Seorang dokter yang menempuh Program Pendidikan Dokter Spesialis (PPDS) diduga mengalami kekerasan fisik hingga mengalami luka cukup parah. Terduga pelaku tak lain adalah konsulennya sendiri. Peristiwa itu terungkap dari unggahan di akun Instagram @ppdsgramm.
Kejadian pun viral dan menjadi sorotan netizen.
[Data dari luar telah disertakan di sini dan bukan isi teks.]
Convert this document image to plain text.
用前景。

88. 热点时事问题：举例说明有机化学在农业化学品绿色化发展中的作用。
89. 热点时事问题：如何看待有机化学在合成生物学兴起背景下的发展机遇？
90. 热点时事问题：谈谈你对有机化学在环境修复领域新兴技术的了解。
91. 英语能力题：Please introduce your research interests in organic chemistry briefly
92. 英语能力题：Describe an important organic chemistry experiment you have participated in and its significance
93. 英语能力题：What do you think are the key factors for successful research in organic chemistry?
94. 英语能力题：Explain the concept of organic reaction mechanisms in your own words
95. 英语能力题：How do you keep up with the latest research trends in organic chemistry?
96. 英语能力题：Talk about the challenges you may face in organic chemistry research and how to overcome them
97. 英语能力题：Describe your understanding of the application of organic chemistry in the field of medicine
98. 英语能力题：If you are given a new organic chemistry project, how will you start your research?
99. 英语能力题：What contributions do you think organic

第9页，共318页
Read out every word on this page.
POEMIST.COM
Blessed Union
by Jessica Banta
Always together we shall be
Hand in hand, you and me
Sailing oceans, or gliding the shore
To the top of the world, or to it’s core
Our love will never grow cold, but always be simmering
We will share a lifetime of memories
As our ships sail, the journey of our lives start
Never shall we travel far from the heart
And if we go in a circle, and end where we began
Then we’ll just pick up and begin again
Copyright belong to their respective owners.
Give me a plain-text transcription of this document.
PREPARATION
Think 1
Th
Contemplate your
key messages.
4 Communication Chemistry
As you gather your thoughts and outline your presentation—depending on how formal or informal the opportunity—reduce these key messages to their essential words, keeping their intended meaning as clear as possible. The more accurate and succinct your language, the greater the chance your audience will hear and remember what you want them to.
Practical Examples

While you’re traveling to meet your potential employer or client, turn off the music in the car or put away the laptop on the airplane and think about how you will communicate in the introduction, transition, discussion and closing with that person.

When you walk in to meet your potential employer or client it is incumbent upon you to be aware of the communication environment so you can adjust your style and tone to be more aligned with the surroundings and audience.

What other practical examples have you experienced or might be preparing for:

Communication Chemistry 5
Aksi penganiayaan diketahui terjadi begitu saja saat korban yang merupakan PPDS datang melakukan visit pasien atau kunjungan ke pasien rawat inap.
Dalam narasi yang beredar diketahui korbannya mengalami pendarahan akibat kekerasan tersebut hingga harus masuk Instalansi Gawat Darurat (IGD) Rumah Sakit Umum Pusat (RSUP) Mohammad Hoesain Palembang.
"Ada kejadian kekerasan terhadap PPDS anestesi Unsri yang dilakukan oleh konsulennya sendiri sampai korban kesakitan dan masuk IGD di mana testisnya sampai hematom," begitu narasi yang tertulis dalam unggahan di akun @ppdsgramm dilihat merdeka.com, Selasa (22/4).
Kasus Diinvestigasi
Dalam unggahan itu pelapor menyebut kasus ini sedang dalam investigasi baik oleh kampus maupun tempatnya bertugas, yakni RSMH Palembang.
"Saat ini (kasus) korban sedang diinvestigasi oleh satuan pemeriksa internal (SPI) RSMH," kata dia.
Koordinator Humas RSMH Palembang Akhmad Suhaimi membenarkan dugaan kekerasan itu.
Namun pihaknya belum menerima laporan dari korban secara resmi.
"Kami akan terus memantau situasi dan berkoordinasi dengan petugas di lapangan untuk memastikan lingkungan kerja tetap aman dan kondusif bagi seluruh tenaga kesehatan mapun pasien dan keluarga," kata Suhaimi.
Masalah Pribadi
Suhaimi menyebut informasi yang beredar dapat menimbulkan ketidaknyamanan bagi beberapa pihak. Oleh sebab itu, RSMH meminta maaf atas kegaduhan yang terjadi.
Suhaimi tidak ingin ada spekulasi yang berlebihan dari kasus tersebut. Terlebih dulu hingga proses klarifikasi yang dilakukan keluar dari yang berwenang.
"Apabila benar terjadi permasalahan yang bersifat pribadi antar individu, kami berharap hal tersebut dapat diselesaikan secara baik-baik dan kekeluargaan tanpa mengganggu pelayanan kesehatan di RSMH," kata Suhaimi lagi.